Magister fauchait un jour du seigle dans une pièce de terre située derrière son jardin. Il en avait peut-être encore pour une heure de travail, quand un de ses camarades de cabaret vint à passer et l'accosta en disant :
- tu n'espères sans doute pas terminer ta pièce pour ce midi.
Il était alors dix heures et demie.
- Ah ! qué si est ! répliqua Magister.
- Parions un verre, répliqua l'autre.
- Allons le boire tout de suite, et pi, à midi, tu reverros nen poyer un deuxième, t'éros perdu, reprit Magister.
- D'accord ! Jean-F… qu'il en dédit.
Les deux buveurs se rendirent au cabaret voisin. Le compagnon de Magister fit servir deux grands verres d'eau-de-vie, et pour gagner son pari en retardant le maître d'école dans son travail, il profita de ce que celui-ci avait le dos tourné pour jeter une pincée de sené dans son verre.
Sans défiance, Magister, suivant son habitude, vida d'un trait le contenu de son verre et retourna à sa besogne.
A peine avait-il donné quelques coups de faux qu'il entendit des gargouillements insolites dans ses intestins.
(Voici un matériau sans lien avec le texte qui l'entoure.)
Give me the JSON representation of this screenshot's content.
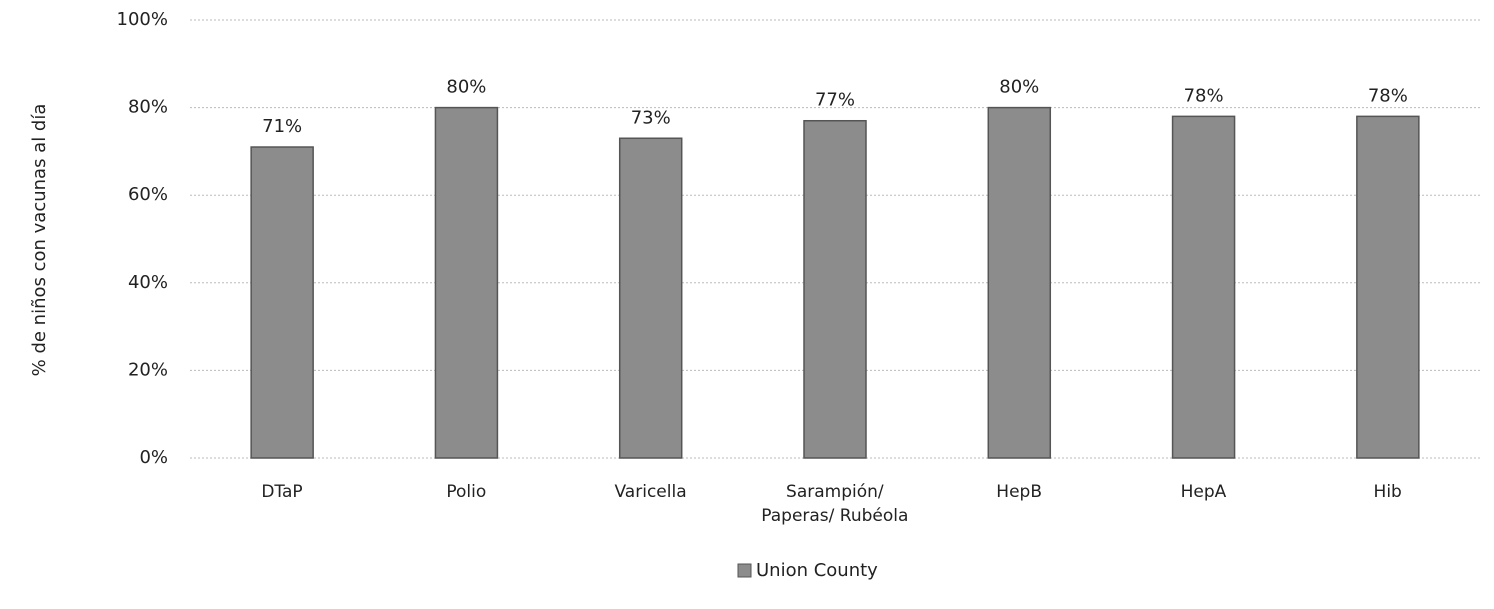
{
  "chart_data": {
    "type": "bar",
    "y_axis_label": "% de niños con vacunas al día",
    "categories": [
      "DTaP",
      "Polio",
      "Varicella",
      "Sarampión/\nPaperas/ Rubéola",
      "HepB",
      "HepA",
      "Hib"
    ],
    "series": [
      {
        "name": "Union County",
        "color": "#8c8c8c",
        "values": [
          71,
          80,
          73,
          77,
          80,
          78,
          78
        ],
        "value_labels": [
          "71%",
          "80%",
          "73%",
          "77%",
          "80%",
          "78%",
          "78%"
        ]
      }
    ],
    "ylim": [
      0,
      100
    ],
    "yticks": [
      {
        "value": 0,
        "label": "0%"
      },
      {
        "value": 20,
        "label": "20%"
      },
      {
        "value": 40,
        "label": "40%"
      },
      {
        "value": 60,
        "label": "60%"
      },
      {
        "value": 80,
        "label": "80%"
      },
      {
        "value": 100,
        "label": "100%"
      }
    ],
    "grid": true
  }
}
Il fut bientôt forcé de s'arrêter, puis il éprouva le besoin de se rendre au plus vite dans ses cabinets.
Revenu à sa pièce de seigle, il se vit contraint de retourner de nouveau chez lui.
Se doutant du tour que lui avait joué son camarade, et craignant de perdre son pari, il retourna à son travail, et, ôtant sa culotte, ses souliers et ses bas, il se mit à faucher en chemise. De sorte qu'il ne prit plus la peine de s'arrêter, et, tout en fauchant, il laissait libre cours aux évacuations alevines, amendant ainsi son champ pour l'année suivante.